Following all the recent discussion about Segwit and Bech32, I felt the urge to have some fun. I happily put together
Core’s secp256k1 and
luke-jr’s libbase58 (plus
sipa’s reference bech32) to whip up a trivial Segwit bulk address generator—which of course, just
had to grow a simple regex bruteforce vanity function:
Segwit addresses are sexy! Pleased with my new toy, I grabbed my little C file plus its few dependencies, and catapaulted them to an airgap Unix machine. It would be so nice to let it grind away on some spiffy long-term tip addresses.
No, wait: secp256k1 and libbase58 both use autoreconf in their build systems. Sigh. Download GNU autoconf and its signature, load ’em into the catapault, and let fly across the airgap. ./configure. Easy, right?
checking for GNU M4 that supports accurate traces... configure: error: no acceptable m4 could be found in $PATH.
GNU M4 1.4.6 or later is required; 1.4.16 or newer is recommended.
GNU M4 1.4.15 uses a buggy replacement strstr on some systems.
Glibc 2.9 - 2.12 and GNU M4 1.4.11 - 1.4.15 have another strstr bug.
Sigh. So much for a way to relax and unwind.
My system has an M4, but not GNU M4. More downloading.
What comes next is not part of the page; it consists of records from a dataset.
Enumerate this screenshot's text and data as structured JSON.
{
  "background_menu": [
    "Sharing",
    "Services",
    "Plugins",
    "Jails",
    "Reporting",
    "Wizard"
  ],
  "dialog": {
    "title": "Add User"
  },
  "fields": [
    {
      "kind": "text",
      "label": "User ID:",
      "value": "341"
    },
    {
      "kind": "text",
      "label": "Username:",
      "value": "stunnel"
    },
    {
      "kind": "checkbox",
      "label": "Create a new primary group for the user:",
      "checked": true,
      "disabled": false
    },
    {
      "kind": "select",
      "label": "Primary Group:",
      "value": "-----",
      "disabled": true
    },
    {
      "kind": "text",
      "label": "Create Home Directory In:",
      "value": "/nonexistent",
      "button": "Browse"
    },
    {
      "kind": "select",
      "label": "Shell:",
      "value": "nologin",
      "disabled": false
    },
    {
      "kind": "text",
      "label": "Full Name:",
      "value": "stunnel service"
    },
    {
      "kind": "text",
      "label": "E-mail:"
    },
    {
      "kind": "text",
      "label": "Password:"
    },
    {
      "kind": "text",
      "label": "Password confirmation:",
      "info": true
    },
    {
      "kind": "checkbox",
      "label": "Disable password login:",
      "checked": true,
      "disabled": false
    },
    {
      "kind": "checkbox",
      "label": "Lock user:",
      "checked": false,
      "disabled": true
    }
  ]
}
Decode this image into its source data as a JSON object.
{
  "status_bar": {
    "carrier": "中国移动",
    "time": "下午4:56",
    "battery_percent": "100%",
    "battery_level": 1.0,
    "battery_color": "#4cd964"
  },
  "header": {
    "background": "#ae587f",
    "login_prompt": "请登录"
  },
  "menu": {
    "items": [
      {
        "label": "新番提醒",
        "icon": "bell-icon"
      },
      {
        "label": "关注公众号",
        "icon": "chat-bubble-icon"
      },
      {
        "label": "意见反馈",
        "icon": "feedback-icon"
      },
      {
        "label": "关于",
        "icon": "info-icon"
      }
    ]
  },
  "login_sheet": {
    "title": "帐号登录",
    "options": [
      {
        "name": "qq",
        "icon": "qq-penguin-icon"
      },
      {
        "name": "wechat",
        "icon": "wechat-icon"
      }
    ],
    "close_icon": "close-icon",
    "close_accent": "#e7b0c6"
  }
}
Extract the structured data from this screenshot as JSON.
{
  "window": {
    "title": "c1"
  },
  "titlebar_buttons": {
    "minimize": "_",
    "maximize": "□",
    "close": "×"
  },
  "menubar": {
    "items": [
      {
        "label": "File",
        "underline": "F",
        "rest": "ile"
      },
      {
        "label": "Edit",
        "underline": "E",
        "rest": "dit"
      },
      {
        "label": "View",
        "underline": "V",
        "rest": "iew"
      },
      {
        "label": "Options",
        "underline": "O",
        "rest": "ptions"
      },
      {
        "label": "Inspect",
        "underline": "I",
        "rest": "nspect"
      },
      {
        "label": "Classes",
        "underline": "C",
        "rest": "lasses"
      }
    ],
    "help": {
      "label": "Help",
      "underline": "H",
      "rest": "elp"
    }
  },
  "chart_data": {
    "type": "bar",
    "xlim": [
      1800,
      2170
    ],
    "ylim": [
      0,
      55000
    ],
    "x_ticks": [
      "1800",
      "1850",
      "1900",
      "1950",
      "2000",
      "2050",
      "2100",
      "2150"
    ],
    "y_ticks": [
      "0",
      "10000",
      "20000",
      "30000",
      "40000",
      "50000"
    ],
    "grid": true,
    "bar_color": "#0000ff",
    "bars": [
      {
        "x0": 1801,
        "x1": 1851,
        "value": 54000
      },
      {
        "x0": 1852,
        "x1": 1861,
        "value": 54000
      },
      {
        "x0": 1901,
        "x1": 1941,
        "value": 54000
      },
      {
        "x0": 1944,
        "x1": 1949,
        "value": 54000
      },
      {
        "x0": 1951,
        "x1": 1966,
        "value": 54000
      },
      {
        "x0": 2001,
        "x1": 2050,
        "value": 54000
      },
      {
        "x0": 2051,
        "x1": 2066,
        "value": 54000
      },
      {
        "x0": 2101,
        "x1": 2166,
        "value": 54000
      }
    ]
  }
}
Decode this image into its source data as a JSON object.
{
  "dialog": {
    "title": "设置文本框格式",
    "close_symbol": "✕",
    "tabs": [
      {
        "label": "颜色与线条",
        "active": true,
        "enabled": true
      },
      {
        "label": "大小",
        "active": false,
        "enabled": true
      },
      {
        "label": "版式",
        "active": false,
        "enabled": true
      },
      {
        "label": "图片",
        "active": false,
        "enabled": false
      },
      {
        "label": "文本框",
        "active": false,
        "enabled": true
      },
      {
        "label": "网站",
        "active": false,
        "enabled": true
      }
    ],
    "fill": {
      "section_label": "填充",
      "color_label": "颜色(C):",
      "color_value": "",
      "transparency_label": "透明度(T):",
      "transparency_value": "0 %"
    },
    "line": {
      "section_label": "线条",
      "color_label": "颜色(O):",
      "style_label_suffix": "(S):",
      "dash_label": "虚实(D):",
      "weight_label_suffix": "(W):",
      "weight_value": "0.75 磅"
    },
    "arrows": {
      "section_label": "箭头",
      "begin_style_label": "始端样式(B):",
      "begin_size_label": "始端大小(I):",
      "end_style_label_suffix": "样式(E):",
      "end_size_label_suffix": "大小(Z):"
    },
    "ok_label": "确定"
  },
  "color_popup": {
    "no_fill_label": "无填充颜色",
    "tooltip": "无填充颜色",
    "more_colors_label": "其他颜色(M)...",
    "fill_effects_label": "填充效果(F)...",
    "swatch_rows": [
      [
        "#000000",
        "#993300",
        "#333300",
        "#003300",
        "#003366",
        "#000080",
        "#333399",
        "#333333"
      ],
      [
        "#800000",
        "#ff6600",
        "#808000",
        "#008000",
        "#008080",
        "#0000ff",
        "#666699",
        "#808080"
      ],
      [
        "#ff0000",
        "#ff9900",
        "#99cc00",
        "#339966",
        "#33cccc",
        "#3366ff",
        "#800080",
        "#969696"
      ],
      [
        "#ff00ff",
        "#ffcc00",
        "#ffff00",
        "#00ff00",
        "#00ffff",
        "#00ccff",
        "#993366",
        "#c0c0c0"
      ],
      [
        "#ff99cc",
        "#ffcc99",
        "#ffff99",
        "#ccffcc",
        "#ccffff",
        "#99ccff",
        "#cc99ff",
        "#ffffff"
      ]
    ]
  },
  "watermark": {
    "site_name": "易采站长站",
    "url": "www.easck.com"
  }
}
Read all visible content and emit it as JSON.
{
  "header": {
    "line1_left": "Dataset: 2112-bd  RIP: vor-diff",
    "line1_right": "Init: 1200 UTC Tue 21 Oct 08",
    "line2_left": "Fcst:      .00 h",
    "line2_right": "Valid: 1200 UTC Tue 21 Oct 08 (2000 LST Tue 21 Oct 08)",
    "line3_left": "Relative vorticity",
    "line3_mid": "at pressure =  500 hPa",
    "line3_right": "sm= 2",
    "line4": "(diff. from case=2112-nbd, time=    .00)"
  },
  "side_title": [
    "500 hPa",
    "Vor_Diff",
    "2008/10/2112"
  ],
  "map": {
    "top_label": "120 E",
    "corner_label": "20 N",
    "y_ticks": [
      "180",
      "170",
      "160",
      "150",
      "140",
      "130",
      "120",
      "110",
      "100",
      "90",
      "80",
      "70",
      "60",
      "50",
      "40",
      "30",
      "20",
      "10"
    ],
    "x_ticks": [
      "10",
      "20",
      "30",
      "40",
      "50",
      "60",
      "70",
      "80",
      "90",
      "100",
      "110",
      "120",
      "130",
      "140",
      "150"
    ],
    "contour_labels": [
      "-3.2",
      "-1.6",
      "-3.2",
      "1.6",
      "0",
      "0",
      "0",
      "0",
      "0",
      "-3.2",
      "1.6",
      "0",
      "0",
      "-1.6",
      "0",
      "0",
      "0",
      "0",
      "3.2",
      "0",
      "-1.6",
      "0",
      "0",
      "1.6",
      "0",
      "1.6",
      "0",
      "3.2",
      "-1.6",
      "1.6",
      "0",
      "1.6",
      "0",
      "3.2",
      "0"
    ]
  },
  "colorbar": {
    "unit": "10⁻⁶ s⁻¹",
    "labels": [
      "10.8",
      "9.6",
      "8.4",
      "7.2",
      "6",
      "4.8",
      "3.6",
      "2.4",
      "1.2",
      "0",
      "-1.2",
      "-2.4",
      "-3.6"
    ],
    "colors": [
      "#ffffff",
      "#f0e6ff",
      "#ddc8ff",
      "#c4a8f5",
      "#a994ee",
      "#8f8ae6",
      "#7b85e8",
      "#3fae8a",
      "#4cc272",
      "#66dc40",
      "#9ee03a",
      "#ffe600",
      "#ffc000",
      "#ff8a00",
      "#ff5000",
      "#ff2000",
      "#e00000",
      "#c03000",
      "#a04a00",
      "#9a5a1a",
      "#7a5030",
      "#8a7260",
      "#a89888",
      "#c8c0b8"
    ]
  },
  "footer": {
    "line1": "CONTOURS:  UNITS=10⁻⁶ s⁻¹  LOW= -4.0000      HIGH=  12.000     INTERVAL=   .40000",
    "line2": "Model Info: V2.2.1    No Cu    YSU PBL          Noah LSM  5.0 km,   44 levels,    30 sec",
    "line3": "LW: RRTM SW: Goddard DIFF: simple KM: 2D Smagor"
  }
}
Ready the catapault
again. It is running out of fuel—actually, it’s not a catapault: It’s a magnetic railgun. I take my airgap seriously.
configure: error: perl is not found
At this point, I gave up and hacked together some ersatz—with OpenSSL’s[1] libcrypto, for secp256k1 and bignums (base58). Of course, I still want to use Core’s code on machines which have autoreconf. Thus now, my neat little C file is a mess of #ifdefs—plus a few
ad hoc extern declarations to another C file, where I put my OpenSSL glue and my quicky little base58check encoder.
Then, I wrote a set of automatic runtime self-tests to make sure this bucket of bolts gives
exactly the same observable behavior in both configurations.
So—is there any reasonable way to get this stuff built without autoreconf? It’s an absurdly horrid “portability” fix, if
it gives your project a build-time dependency on GNU M4, Perl (!!!), and who knows what hundred other packages in the spiralling dependency chain. This would be inconvenient in ordinary circumstances. It can be much worse for software expected to be used in a security-critical context, implying an airgapped machine with the minimum possible junk installed on it. Seriously—I use the kernel’s virtual terminals there, because I reasonably distrust Xorg, window managers, toolkit libraries.... I was exaggerating about the railgun; I am not exaggerating about shell job control and my trusty old nvi.
Thanks for any reasonable[2] suggestions.
1. Yes, I know that OpenSSL’s build system
directly uses Perl. My platform’s distributor runs all that Perl stuff as a sort of preprocessing step, and imports the results into a vendor directory in the source tree. It is unfortunate that that piece of bugware because such a ubiquitous dependency, though this is slowly changing.
2. Please, nobody say “just use Linux”. That would sound exactly to me as “just use Microsoft” would sound to you.